As a child I remember being taken to symphonies, and Gilbert and Sullivan operettas. The symphonies made no impression, but the G&S was mind-expanding. Then when I was a young teenager, two folk singers came to my school. No idea who they were, and I don't remember much about their actual concert, but I was among a group of a few boys who happened to run into them afterwards in the parking lot. They treated us to an extra song, right there, "Riley's Daughter". It had a space in the tune where the performer tapped the guitar twice to indicate what he was contemplating for Riley's daughter rather than saying it out loud. At the time, I had no idea you could be so openly salacious and still walk the earth, so that was mind-expanding too.
What gear do you use?
I use all gears between first and reverse inclusive. I play a Yamaha KX8 MIDI keyboard into Sonar Producer on a Windows 7 system named Walt. The sampled piano I'm using at the moment is the Black Grand from SampleTekk. My favorite piece of equipment is the "Double Decker", AHA! Music Technology's most advanced and capacious sheet music display, as depicted in the photos section.

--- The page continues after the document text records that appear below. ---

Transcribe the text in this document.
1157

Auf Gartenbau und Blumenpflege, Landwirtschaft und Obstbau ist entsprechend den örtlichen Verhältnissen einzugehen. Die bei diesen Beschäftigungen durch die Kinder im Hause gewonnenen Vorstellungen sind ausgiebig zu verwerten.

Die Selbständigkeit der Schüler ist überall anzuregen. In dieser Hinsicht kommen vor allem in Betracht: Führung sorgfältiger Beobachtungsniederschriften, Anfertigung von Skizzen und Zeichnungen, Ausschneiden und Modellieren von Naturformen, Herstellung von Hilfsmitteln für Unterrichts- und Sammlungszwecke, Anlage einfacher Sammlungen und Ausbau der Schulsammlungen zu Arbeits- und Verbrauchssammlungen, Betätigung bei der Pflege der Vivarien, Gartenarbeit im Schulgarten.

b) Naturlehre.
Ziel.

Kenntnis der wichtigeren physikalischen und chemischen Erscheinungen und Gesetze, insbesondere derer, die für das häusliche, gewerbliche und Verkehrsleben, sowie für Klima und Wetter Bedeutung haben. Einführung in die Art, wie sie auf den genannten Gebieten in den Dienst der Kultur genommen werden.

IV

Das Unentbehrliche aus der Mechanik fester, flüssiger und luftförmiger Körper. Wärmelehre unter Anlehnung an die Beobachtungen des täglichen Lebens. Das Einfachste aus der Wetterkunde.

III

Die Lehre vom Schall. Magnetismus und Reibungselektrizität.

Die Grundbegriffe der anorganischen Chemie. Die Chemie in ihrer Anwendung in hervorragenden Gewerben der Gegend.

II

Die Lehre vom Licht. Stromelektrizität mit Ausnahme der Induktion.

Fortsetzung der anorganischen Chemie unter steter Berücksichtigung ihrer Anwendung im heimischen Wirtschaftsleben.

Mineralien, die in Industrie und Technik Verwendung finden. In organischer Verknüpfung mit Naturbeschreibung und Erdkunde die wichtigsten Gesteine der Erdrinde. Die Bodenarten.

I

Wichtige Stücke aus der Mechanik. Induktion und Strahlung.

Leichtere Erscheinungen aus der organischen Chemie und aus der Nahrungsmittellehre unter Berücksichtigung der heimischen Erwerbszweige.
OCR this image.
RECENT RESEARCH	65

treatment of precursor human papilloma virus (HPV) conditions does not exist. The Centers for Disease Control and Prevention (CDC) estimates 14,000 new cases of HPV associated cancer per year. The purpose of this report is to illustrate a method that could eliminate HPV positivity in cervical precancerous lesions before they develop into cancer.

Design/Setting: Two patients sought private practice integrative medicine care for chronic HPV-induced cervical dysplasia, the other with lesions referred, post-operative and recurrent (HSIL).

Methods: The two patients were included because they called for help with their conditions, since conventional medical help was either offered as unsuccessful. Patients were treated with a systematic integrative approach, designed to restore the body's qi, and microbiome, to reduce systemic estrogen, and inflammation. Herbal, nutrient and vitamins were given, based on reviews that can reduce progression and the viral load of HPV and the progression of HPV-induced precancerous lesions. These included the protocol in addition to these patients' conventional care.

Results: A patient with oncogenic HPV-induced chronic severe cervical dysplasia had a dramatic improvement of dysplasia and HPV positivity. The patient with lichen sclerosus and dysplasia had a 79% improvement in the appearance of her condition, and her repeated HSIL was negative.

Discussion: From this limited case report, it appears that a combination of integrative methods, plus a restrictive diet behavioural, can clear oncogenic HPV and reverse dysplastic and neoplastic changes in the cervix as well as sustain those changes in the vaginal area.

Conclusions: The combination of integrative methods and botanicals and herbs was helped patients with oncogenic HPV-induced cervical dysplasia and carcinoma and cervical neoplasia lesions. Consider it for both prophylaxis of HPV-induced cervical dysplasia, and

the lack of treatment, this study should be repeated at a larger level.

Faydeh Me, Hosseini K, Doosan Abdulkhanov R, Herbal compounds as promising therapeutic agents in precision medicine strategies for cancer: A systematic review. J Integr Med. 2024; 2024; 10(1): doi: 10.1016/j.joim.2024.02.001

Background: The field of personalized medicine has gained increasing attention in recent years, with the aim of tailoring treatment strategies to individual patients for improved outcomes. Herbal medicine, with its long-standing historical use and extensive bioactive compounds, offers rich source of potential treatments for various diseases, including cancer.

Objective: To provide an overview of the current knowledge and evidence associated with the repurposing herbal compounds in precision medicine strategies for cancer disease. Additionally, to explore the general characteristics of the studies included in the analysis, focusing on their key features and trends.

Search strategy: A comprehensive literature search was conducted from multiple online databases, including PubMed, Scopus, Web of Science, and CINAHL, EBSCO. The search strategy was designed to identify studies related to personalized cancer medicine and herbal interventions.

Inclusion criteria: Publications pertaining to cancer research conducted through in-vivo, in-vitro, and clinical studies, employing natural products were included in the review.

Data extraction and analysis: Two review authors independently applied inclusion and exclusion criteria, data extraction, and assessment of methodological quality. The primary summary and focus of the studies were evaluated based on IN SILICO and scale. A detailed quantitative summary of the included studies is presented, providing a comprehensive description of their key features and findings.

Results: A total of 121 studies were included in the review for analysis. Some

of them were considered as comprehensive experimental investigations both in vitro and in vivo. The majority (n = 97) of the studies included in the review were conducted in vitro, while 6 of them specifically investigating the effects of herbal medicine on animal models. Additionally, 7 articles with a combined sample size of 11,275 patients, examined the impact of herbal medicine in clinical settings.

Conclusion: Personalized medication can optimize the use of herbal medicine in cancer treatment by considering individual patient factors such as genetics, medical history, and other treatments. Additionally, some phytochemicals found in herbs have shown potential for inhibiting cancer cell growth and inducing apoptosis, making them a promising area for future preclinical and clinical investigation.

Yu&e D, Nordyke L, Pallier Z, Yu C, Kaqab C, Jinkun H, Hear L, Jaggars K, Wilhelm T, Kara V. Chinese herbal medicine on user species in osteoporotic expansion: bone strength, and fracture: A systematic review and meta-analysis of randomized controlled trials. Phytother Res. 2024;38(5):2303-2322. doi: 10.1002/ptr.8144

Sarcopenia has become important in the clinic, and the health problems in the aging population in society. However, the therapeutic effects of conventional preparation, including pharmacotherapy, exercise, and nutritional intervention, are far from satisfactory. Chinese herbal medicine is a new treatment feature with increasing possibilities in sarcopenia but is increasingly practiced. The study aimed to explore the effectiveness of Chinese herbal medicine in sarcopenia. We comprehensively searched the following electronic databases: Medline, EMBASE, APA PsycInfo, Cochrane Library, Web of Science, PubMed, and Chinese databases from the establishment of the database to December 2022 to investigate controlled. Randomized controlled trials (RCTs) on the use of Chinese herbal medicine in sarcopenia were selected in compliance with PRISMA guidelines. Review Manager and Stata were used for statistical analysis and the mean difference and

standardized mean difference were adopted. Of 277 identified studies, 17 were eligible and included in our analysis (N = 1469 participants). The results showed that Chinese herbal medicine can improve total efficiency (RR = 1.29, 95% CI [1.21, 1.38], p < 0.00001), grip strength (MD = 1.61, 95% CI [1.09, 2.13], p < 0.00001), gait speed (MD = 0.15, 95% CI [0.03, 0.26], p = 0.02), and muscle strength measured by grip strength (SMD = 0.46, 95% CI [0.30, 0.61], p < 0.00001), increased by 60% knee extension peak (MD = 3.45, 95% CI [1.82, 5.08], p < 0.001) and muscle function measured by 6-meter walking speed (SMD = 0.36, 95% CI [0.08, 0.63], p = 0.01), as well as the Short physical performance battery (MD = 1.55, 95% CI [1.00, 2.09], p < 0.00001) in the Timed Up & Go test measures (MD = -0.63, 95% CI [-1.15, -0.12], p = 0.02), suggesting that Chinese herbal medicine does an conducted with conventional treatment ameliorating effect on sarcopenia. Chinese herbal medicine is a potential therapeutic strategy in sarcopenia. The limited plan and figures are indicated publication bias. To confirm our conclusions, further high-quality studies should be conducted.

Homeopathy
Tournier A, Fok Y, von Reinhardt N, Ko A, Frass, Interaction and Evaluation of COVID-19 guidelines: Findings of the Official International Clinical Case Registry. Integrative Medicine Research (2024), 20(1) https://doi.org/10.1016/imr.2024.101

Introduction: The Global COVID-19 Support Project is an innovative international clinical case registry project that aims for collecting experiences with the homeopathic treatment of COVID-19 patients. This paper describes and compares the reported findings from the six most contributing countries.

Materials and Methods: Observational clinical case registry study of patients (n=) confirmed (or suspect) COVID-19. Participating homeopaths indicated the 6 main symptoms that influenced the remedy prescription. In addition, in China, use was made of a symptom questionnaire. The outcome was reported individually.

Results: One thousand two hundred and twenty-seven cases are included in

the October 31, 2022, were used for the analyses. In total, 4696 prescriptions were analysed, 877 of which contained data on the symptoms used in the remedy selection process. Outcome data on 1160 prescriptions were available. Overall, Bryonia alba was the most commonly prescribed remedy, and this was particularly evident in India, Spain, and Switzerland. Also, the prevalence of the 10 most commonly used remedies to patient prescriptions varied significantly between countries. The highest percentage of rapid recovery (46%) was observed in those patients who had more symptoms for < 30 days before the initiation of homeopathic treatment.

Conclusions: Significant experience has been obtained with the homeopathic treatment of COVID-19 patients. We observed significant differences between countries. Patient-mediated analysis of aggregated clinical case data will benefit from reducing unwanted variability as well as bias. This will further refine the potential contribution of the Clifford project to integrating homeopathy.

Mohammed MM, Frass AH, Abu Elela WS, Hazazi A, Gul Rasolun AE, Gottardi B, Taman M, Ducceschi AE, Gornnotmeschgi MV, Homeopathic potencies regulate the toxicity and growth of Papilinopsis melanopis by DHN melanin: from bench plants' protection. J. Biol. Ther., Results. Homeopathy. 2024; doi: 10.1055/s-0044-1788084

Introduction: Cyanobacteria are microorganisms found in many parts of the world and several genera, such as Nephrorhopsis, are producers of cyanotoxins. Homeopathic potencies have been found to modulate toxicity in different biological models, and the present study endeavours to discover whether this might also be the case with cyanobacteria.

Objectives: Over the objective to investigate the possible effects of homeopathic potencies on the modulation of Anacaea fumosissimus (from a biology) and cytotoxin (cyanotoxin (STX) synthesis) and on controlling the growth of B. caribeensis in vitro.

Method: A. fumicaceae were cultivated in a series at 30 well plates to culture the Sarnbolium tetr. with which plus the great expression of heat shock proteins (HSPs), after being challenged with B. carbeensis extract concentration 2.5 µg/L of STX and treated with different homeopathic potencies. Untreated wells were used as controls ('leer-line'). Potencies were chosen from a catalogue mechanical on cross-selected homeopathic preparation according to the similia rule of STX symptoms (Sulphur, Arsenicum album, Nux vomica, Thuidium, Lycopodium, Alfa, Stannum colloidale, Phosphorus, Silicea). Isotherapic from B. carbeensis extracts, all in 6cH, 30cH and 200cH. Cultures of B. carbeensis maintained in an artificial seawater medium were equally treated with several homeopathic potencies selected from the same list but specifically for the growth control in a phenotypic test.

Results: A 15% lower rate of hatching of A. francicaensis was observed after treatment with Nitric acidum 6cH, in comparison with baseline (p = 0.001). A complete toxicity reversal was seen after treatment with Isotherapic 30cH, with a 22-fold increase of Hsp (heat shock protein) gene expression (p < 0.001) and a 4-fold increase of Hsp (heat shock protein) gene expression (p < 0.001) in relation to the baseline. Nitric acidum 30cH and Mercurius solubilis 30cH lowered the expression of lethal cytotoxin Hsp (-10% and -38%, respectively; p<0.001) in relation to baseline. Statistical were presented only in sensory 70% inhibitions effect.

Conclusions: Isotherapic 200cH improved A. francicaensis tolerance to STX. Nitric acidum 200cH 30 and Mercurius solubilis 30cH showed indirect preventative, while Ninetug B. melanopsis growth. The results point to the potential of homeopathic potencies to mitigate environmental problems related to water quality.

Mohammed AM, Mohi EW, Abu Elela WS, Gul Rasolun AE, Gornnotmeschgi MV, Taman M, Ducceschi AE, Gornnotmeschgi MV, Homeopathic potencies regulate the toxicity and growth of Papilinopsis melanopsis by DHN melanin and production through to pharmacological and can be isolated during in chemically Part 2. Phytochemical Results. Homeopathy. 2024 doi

Who was your biggest musical influence growing up?
Bill Dobbin was a big one, as for many others.
If you could jam with anyone, who would it be?
Shakespeare. The small talk between songs would be fantastic even if he turned out to be not too good on his lute.
You're stuck on a desert island and only get to bring one album with you. What do you pick?
I would look first for a desert island survival guide on CD, and plenty of batteries. But for music I'd take something deep enough that it could survive many hearings and still reward listening. Perhaps a set of Bach fugues, or the late string quartets of Beethoven or Shostakovitch. If given a choice between any number of recordings and an instrument, I'd take the latter.